Years later, we meet him leading a placid half-life in suburban Melbourne, eking out his days as a librarian and basking in a fragile contentment largely based on self-imposed amnesia. But the man who considers himself an Australian citizen, a rationalist, a non-believer and an educated member of the Universal Civilisation of the West cannot ignore the daily reminders of his difference. The 9/11 attacks only etch these in sharper relief. The news that his father, Abba, has been diagnosed with Alzheimer’s, is the twitch on the thread that draws Masud home, to a country and a family at once familiar and alien. Indeed, Abba’s condition stands in for the one afflicting modern-day Bangladesh – the old colonial coherence breaking down – as well as Masud’s own threatened sense of identity. The Alam family’s wealth and social standing have diminished with the intervening years, and yet certain expectations and patterns of behaviour are still enforced. Masud’s wastrel uncle is cut off from his family for contemplating a socially unsuitable fourth marriage. His mother, querulous at the decline of a more certain world, clings to traditional domesticity. A divorced sister lives a shrunken life of public disgrace.

But as he makes an uneasy re-entry into family life, Masud comes to realise that others have changed in more disturbing ways. His brother Zia, a successful, American-educated professional – the family anchor – has become more radical in his politics: he is providing clandestine shipments of medical supplies to the Pakistan–Afghanistan border. And yet he has only dipped a toe compared with his son, Omar, who also went to the United States, suffered interrogation at the hands of American security services, and returned to Bangladesh, determined to create a domestic terror cell.
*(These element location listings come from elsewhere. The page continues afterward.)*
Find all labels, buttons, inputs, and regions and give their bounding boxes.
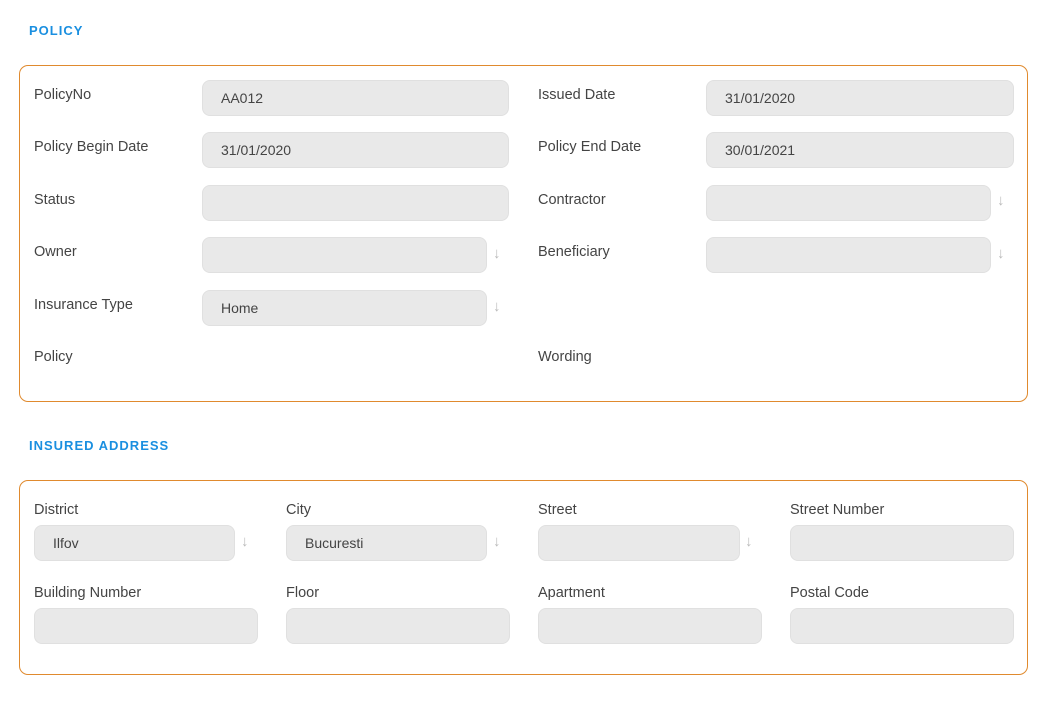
postal-code-label: Postal Code bbox=[790, 585, 869, 601]
postal-code-field[interactable] bbox=[790, 608, 1014, 644]
status-label: Status bbox=[34, 192, 76, 208]
owner-field[interactable] bbox=[202, 237, 487, 273]
policy-label: Policy bbox=[34, 349, 73, 365]
building-number-label: Building Number bbox=[34, 585, 142, 601]
address-panel bbox=[19, 480, 1028, 675]
district-label: District bbox=[34, 502, 79, 518]
street-number-field[interactable] bbox=[790, 525, 1014, 561]
issued-date-label: Issued Date bbox=[538, 87, 616, 103]
contractor-label: Contractor bbox=[538, 192, 606, 208]
arrow-down-icon[interactable]: ↓ bbox=[493, 245, 501, 262]
apartment-field[interactable] bbox=[538, 608, 762, 644]
insurance-type-label: Insurance Type bbox=[34, 297, 133, 313]
contractor-field[interactable] bbox=[706, 185, 991, 221]
end-date-label: Policy End Date bbox=[538, 139, 642, 155]
floor-field[interactable] bbox=[286, 608, 510, 644]
floor-label: Floor bbox=[286, 585, 320, 601]
apartment-label: Apartment bbox=[538, 585, 605, 601]
street-field[interactable] bbox=[538, 525, 740, 561]
street-number-label: Street Number bbox=[790, 502, 885, 518]
begin-date-field[interactable]: 31/01/2020 bbox=[202, 132, 509, 168]
arrow-down-icon[interactable]: ↓ bbox=[493, 533, 501, 550]
status-field[interactable] bbox=[202, 185, 509, 221]
begin-date-label: Policy Begin Date bbox=[34, 139, 149, 155]
policy-no-field[interactable]: AA012 bbox=[202, 80, 509, 116]
wording-label: Wording bbox=[538, 349, 592, 365]
arrow-down-icon[interactable]: ↓ bbox=[997, 192, 1005, 209]
district-field[interactable]: Ilfov bbox=[34, 525, 235, 561]
arrow-down-icon[interactable]: ↓ bbox=[493, 298, 501, 315]
owner-label: Owner bbox=[34, 244, 77, 260]
street-label: Street bbox=[538, 502, 577, 518]
address-section-title: INSURED ADDRESS bbox=[29, 438, 170, 453]
end-date-field[interactable]: 30/01/2021 bbox=[706, 132, 1014, 168]
city-field[interactable]: Bucuresti bbox=[286, 525, 487, 561]
issued-date-field[interactable]: 31/01/2020 bbox=[706, 80, 1014, 116]
policy-panel bbox=[19, 65, 1028, 402]
policy-no-label: PolicyNo bbox=[34, 87, 92, 103]
beneficiary-label: Beneficiary bbox=[538, 244, 610, 260]
beneficiary-field[interactable] bbox=[706, 237, 991, 273]
policy-section-title: POLICY bbox=[29, 23, 84, 38]
arrow-down-icon[interactable]: ↓ bbox=[997, 245, 1005, 262]
arrow-down-icon[interactable]: ↓ bbox=[241, 533, 249, 550]
city-label: City bbox=[286, 502, 311, 518]
arrow-down-icon[interactable]: ↓ bbox=[745, 533, 753, 550]
insurance-type-field[interactable]: Home bbox=[202, 290, 487, 326]
building-number-field[interactable] bbox=[34, 608, 258, 644]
Omar provides the red meat of the narrative. Knowing of his uncle’s past, he seeks to draw Masud into the jihadist orbit. Masud is repelled, but also admires his nephew’s clarity of purpose. The drama of the novel lies here, in the question of which path Masud will take. When it arrives, the resolution feels cheap – aesthetically gimcrack in a way that retrospectively illuminates the novel’s flaws. Masud’s voice is kindly, intelligent in a melancholy way, and sometimes elegant; but more often it is stunned by its own confusions. And yet confusion is just another item in the novelist’s rhetorical toolbox. Even the depiction of Masud’s mental disorder must be carefully shaped. Instead, when he flails around for some moral purchase, we sense the author is, too. It is unfortunate that Spiral Road should address subjects already broached with such grim authority by V.S. Naipaul. His last novel, Magic Seeds (2004), also describes the experience of an individual’s reluctant involvement with a terrorist group. Naipaul captures perfectly the sense of panic felt by a man who, torn between East and West, makes a decision based on a flabby and suspect idealism, and ends up indentured to murderers. In its pages, we are offered a portrait of confusion controlled by a merciless intelligence and literary craft. A better version of Khan’s book would explore in greater detail Masud’s own time in such a group. It would also use character and plot to drive the novel forward, instead of shunting it along by resort to bare explication. In Naipaul, the confusion is part of a larger insight into mass political movements. In Spiral Road, we only stumble, blindly, within Masud’s personal murk.